Romania. Si elegge il parlamento, cittadini disillusi dalla politica

BUCAREST– L’11 dicembre, oltre 18 milioni di romeni saranno chiamati alle urne per eleggere tra oltre 6.500 candidati i 466 parlamentari che siederanno nella Camera e nel Senato per la prossima legislatura.

Le elezioni politiche arrivano dopo un anno di governo tecnico, che ha lasciato un segno positivo sul Paese e sull’elettorato, disilluso per i numerosi casi di corruzione ad alto livello e che hanno trovato nell’esecutivo guidato dall’ex commissario Ue all’Agricoltura Dacian Ciolos un evidente esempio di come governare senza mazzette. 

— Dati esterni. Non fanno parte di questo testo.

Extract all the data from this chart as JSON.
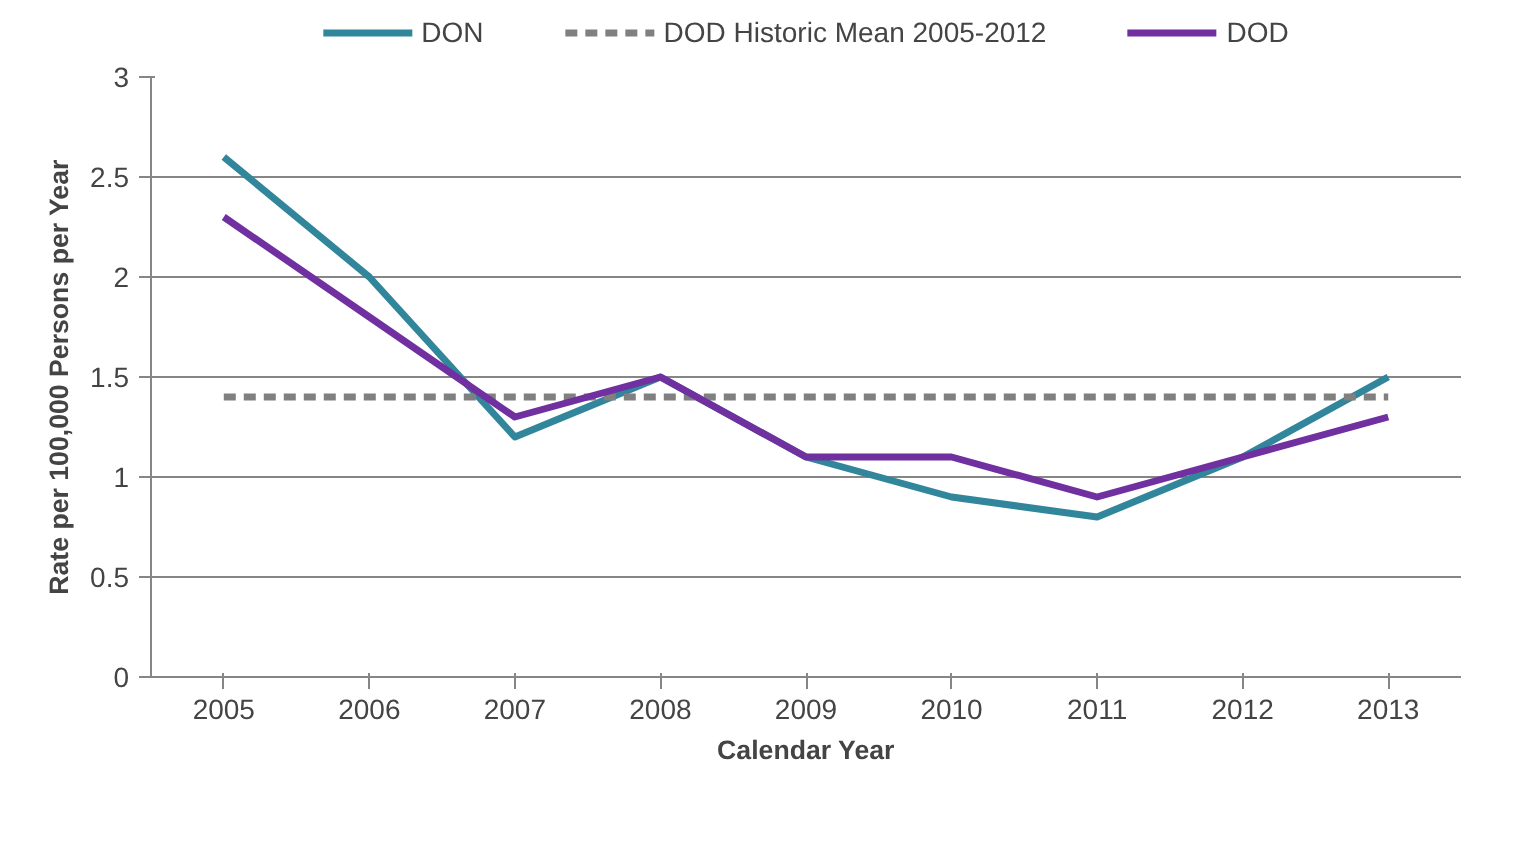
{
  "chart_data": {
    "type": "line",
    "xlabel": "Calendar Year",
    "ylabel": "Rate per 100,000 Persons per Year",
    "categories": [
      "2005",
      "2006",
      "2007",
      "2008",
      "2009",
      "2010",
      "2011",
      "2012",
      "2013"
    ],
    "series": [
      {
        "name": "DON",
        "color": "#31869b",
        "values": [
          2.6,
          2.0,
          1.2,
          1.5,
          1.1,
          0.9,
          0.8,
          1.1,
          1.5
        ]
      },
      {
        "name": "DOD Historic Mean 2005-2012",
        "color": "#808080",
        "line_style": "dashed",
        "values": [
          1.4,
          1.4,
          1.4,
          1.4,
          1.4,
          1.4,
          1.4,
          1.4,
          1.4
        ]
      },
      {
        "name": "DOD",
        "color": "#7030a0",
        "values": [
          2.3,
          1.8,
          1.3,
          1.5,
          1.1,
          1.1,
          0.9,
          1.1,
          1.3
        ]
      }
    ],
    "ylim": [
      0,
      3
    ],
    "yticks": [
      0,
      0.5,
      1,
      1.5,
      2,
      2.5,
      3
    ],
    "grid": "y",
    "legend": "top",
    "marker": "none",
    "line_style": "solid"
  }
}
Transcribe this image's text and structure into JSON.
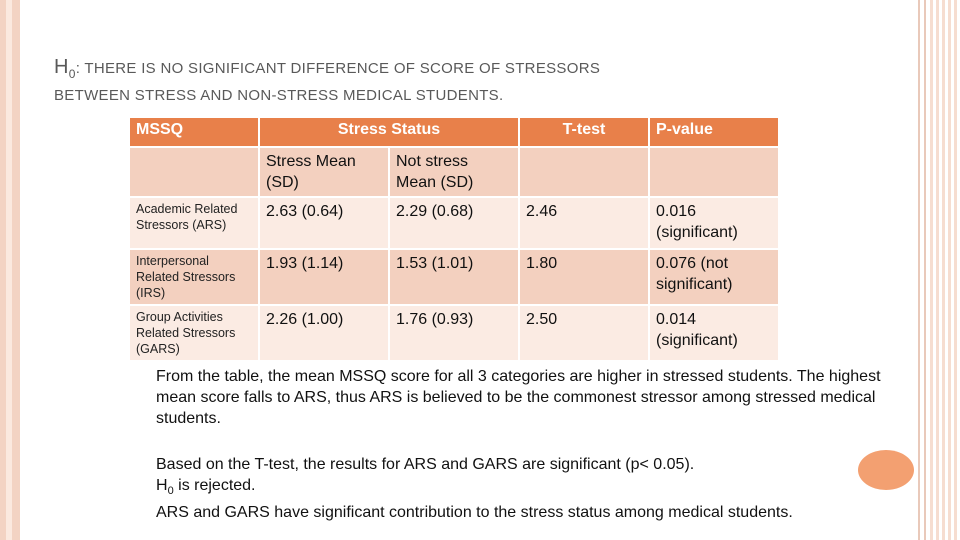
{
  "title": {
    "h0": "H",
    "h0_sub": "0",
    "line1_rest": ": There is no significant difference of score of stressors",
    "line2": "between stress and non-stress medical students."
  },
  "table": {
    "headers": {
      "mssq": "MSSQ",
      "stress_status": "Stress Status",
      "ttest": "T-test",
      "pvalue": "P-value"
    },
    "subheaders": {
      "stress": "Stress Mean (SD)",
      "not_stress": "Not stress Mean (SD)"
    },
    "rows": [
      {
        "label": "Academic Related Stressors (ARS)",
        "stress": "2.63 (0.64)",
        "not_stress": "2.29 (0.68)",
        "ttest": "2.46",
        "pvalue": "0.016 (significant)"
      },
      {
        "label": "Interpersonal Related Stressors (IRS)",
        "stress": "1.93 (1.14)",
        "not_stress": "1.53 (1.01)",
        "ttest": "1.80",
        "pvalue": "0.076 (not significant)"
      },
      {
        "label": "Group Activities Related Stressors (GARS)",
        "stress": "2.26 (1.00)",
        "not_stress": "1.76 (0.93)",
        "ttest": "2.50",
        "pvalue": "0.014 (significant)"
      }
    ]
  },
  "paragraph1": "From the table, the mean MSSQ score for all 3 categories are higher in stressed students. The highest mean score falls to ARS, thus ARS is believed to be the commonest stressor among stressed medical students.",
  "paragraph2": {
    "line1": "Based on the T-test, the results for ARS and GARS are significant (p< 0.05).",
    "line2_h": "H",
    "line2_sub": "0",
    "line2_rest": " is rejected.",
    "line3": "ARS and GARS have significant contribution to the stress status among medical students."
  },
  "colors": {
    "header_bg": "#e8804a",
    "row_dark": "#f3d0bf",
    "row_light": "#fbebe3",
    "accent_circle": "#f3a071"
  }
}
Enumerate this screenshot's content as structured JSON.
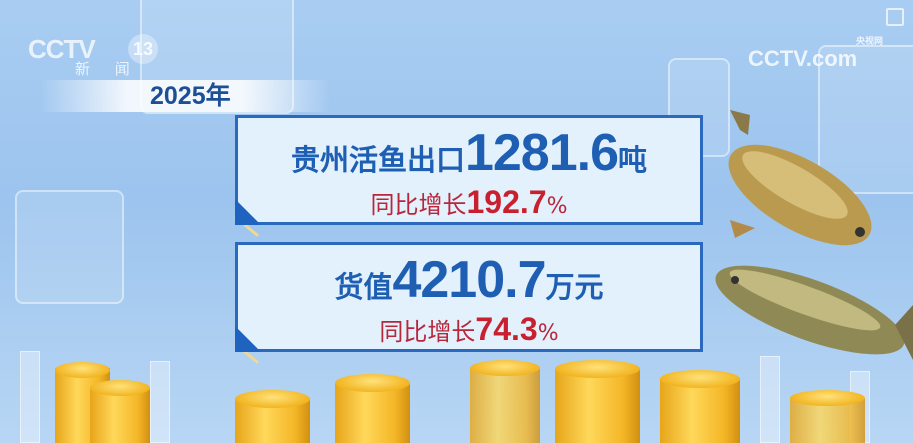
{
  "channel_logo": {
    "brand": "CCTV",
    "channel": "13",
    "name": "新 闻"
  },
  "watermark": {
    "brand": "CCTV.com",
    "name": "央视网"
  },
  "year": "2025年",
  "card1": {
    "label": "贵州活鱼出口",
    "value": "1281.6",
    "unit": "吨",
    "growth_label": "同比增长",
    "growth_value": "192.7",
    "growth_unit": "%"
  },
  "card2": {
    "label": "货值",
    "value": "4210.7",
    "unit": "万元",
    "growth_label": "同比增长",
    "growth_value": "74.3",
    "growth_unit": "%"
  },
  "colors": {
    "primary_blue": "#1e5fb4",
    "growth_red": "#c8202e",
    "coin_gold": "#f2b522"
  }
}
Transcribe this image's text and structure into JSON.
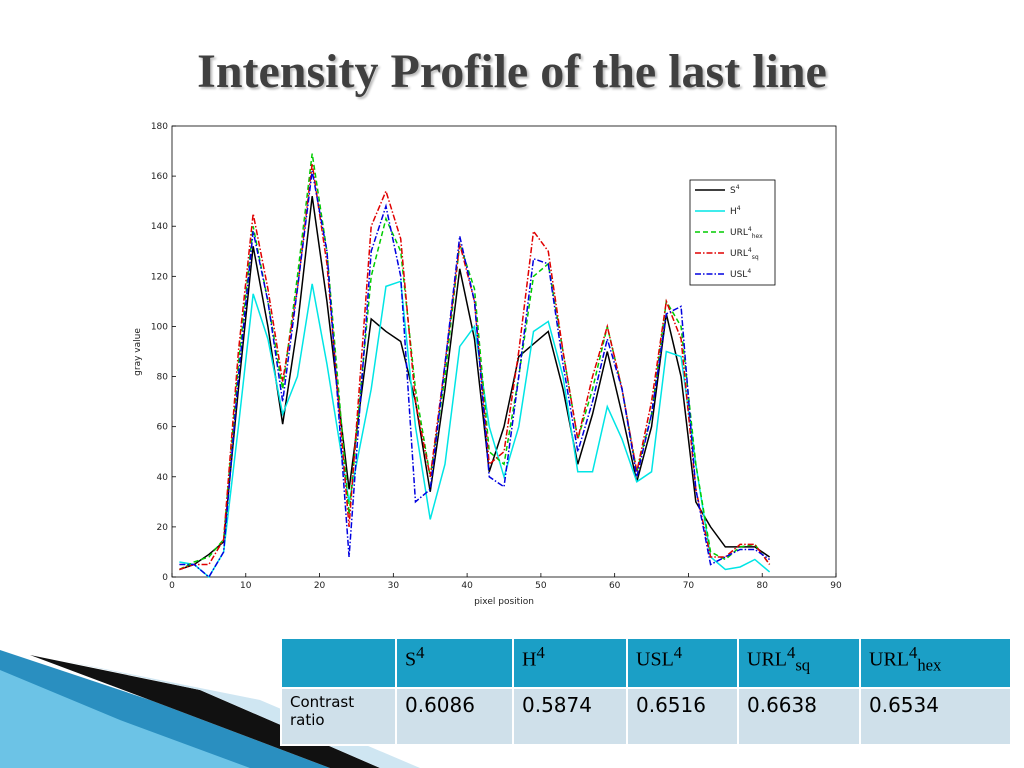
{
  "title": "Intensity Profile of the last line",
  "chart_data": {
    "type": "line",
    "xlabel": "pixel position",
    "ylabel": "gray value",
    "xlim": [
      0,
      90
    ],
    "xticks": [
      0,
      10,
      20,
      30,
      40,
      50,
      60,
      70,
      80,
      90
    ],
    "ylim": [
      0,
      180
    ],
    "yticks": [
      0,
      20,
      40,
      60,
      80,
      100,
      120,
      140,
      160,
      180
    ],
    "legend": "upper right",
    "x": [
      1,
      3,
      5,
      7,
      9,
      11,
      13,
      15,
      17,
      19,
      21,
      24,
      27,
      29,
      31,
      33,
      35,
      37,
      39,
      41,
      43,
      45,
      47,
      49,
      51,
      53,
      55,
      57,
      59,
      61,
      63,
      65,
      67,
      69,
      71,
      73,
      75,
      77,
      79,
      81
    ],
    "series": [
      {
        "name": "S",
        "superscript": "4",
        "color": "#000000",
        "linestyle": "solid",
        "values": [
          3,
          5,
          9,
          14,
          75,
          132,
          100,
          61,
          100,
          152,
          110,
          35,
          103,
          98,
          94,
          70,
          34,
          75,
          123,
          95,
          42,
          60,
          88,
          93,
          98,
          75,
          45,
          65,
          90,
          65,
          38,
          60,
          105,
          80,
          30,
          20,
          12,
          12,
          12,
          8
        ]
      },
      {
        "name": "H",
        "superscript": "4",
        "color": "#00e5e5",
        "linestyle": "solid",
        "values": [
          6,
          5,
          0,
          10,
          60,
          113,
          95,
          65,
          80,
          117,
          85,
          30,
          75,
          116,
          118,
          60,
          23,
          45,
          92,
          100,
          60,
          40,
          60,
          98,
          102,
          80,
          42,
          42,
          68,
          55,
          38,
          42,
          90,
          88,
          45,
          8,
          3,
          4,
          7,
          2
        ]
      },
      {
        "name": "URL",
        "superscript": "4",
        "subscript": "hex",
        "color": "#00cc00",
        "linestyle": "dashed",
        "values": [
          3,
          6,
          8,
          15,
          85,
          140,
          110,
          75,
          120,
          169,
          130,
          25,
          120,
          143,
          130,
          75,
          40,
          80,
          133,
          115,
          50,
          45,
          80,
          120,
          125,
          90,
          55,
          75,
          100,
          75,
          42,
          65,
          110,
          100,
          45,
          10,
          7,
          12,
          13,
          5
        ]
      },
      {
        "name": "URL",
        "superscript": "4",
        "subscript": "sq",
        "color": "#e00000",
        "linestyle": "dash-dot",
        "values": [
          3,
          5,
          5,
          15,
          90,
          145,
          115,
          78,
          115,
          165,
          125,
          20,
          140,
          154,
          135,
          70,
          40,
          85,
          133,
          110,
          45,
          50,
          90,
          138,
          130,
          90,
          55,
          80,
          100,
          75,
          42,
          70,
          110,
          95,
          35,
          8,
          8,
          13,
          13,
          5
        ]
      },
      {
        "name": "USL",
        "superscript": "4",
        "color": "#0000e0",
        "linestyle": "dash-dot",
        "values": [
          5,
          5,
          0,
          10,
          80,
          138,
          110,
          70,
          115,
          162,
          130,
          8,
          130,
          148,
          120,
          30,
          35,
          85,
          136,
          110,
          40,
          36,
          80,
          127,
          125,
          85,
          50,
          70,
          95,
          75,
          40,
          65,
          105,
          108,
          35,
          5,
          8,
          11,
          11,
          7
        ]
      }
    ]
  },
  "table": {
    "header": [
      {
        "name": "S",
        "superscript": "4"
      },
      {
        "name": "H",
        "superscript": "4"
      },
      {
        "name": "USL",
        "superscript": "4"
      },
      {
        "name": "URL",
        "superscript": "4",
        "subscript": "sq"
      },
      {
        "name": "URL",
        "superscript": "4",
        "subscript": "hex"
      }
    ],
    "rows": [
      [
        "Contrast ratio",
        "0.6086",
        "0.5874",
        "0.6516",
        "0.6638",
        "0.6534"
      ]
    ]
  }
}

Un voto importante che si inserisce nel momento in cui in diversi Paesi lo slancio populista, nazionalista, anti-migranti e anti-Ue ha avuto il sopravvento. Basta pensare alle presidenziali in Bulgaria e Moldova, dove hanno vinto i candidati filo-Mosca. In questo contesto internazionale, le elezioni romene daranno da un lato il grado di interesse dell’elettorato per le vicende politiche del Paese (all’ultima tornata per le politica votarono soltanto 7,7 milioni di romeni), dall’altro la dimensione di quanto ancora conta la spinta filo-Ue, a quasi 10 anni dall’adesione di Bucarest, e infine quanto possano impattare anche sulla politica romena i movimenti anti-sistema, come l’Uniunea Salvati Romania (Usr). E anche se i sondaggi danno in netto vantaggio i Socialdemocratici (Psd), che ottengono il 43% nell’ultimo sondaggio pubblicato, i Liberali (Pnl) che sostengono dall’esterno Ciolos e un suo possibile mandato da premier, potrebbero guadagnare terreno (attualmente raccolgono il 27% delle preferenze). Le elezioni di quest’anno riservano anche molte novità: dalla riduzione del numero di parlamentari (da588 a 466), al voto per corrispondenza, dal tetto massimo per le spese per la campagna elettorale all’aumento dei seggi all’estero, fino alla sorveglianza video dei seggi per evitare brogli.

Su tutte le percentuali, però, resta drammatica quella del 75% di romeni disillusi che non hanno fiducia nella politica, dato che potrebbe influenzare lo già scarso interesse delle nuove generazioni per la politica e le elezioni. Alla vigilia del voto, il presidente Iohannis ha lanciato un appello alla partecipazione. Inoltre nella campagna elettorale ha avuto un ruolo di rilievo anche un crescente nazionalismo che denuncia il fatto che a 26 anni dalla rivoluzione “niente è più nostro” e “la nostra economia è un disastro”, ha spiegato il politologo Radu Magdin. Oltre a continuare la lotta alla corruzione e cercare di sostenere la crescita economica del Paese, tra le più forti dell’Ue, che la Commissione Ue stima sopra il 5% per il 2016, tra le priorità del prossimo governo ci dovrà essere la stabilità: sia in vista del 100esimo anniversario dell’unificazione della Grande Romania (nel 2018), per l’annessione di Bessarabia, Bucovina e Transilvania, sia per una data chiave, il primo semestre di presidenza Ue, nella prima metà del 2019. Infine, riuscire a completare il processo europeo della Romania, con l’ingresso in Schengen da una parte e l’adozione dell’euro dall’altra. Ma quali potrebbero essere le alleanze di governo post-elezioni? La più realistica, leggendo i sondaggi, è un esecutivo guidato dal Psd. Il premier potrebbe essere l’attuale vicepremier Vasile Dancu o l’attuale ambasciatore romeno negli Usa, George Maior, anche perché il presidente Iohannis ha già dichiarato che non darà l’incarico a chiunque abbia processi penali pendenti, come il leader socialdemocratico Liviu Dragnea, che ha una pena sospesa. Una seconda possibilità è quella legata a una maggioranza del Pnl con Ciolos in primo piano. Un terzo scenario, più improbabile, è quello della grande coalizione Psd-Pnl con Dancu o Ciolos alla guida, ma le grandi coalizioni in Romania non hanno una storia di successo.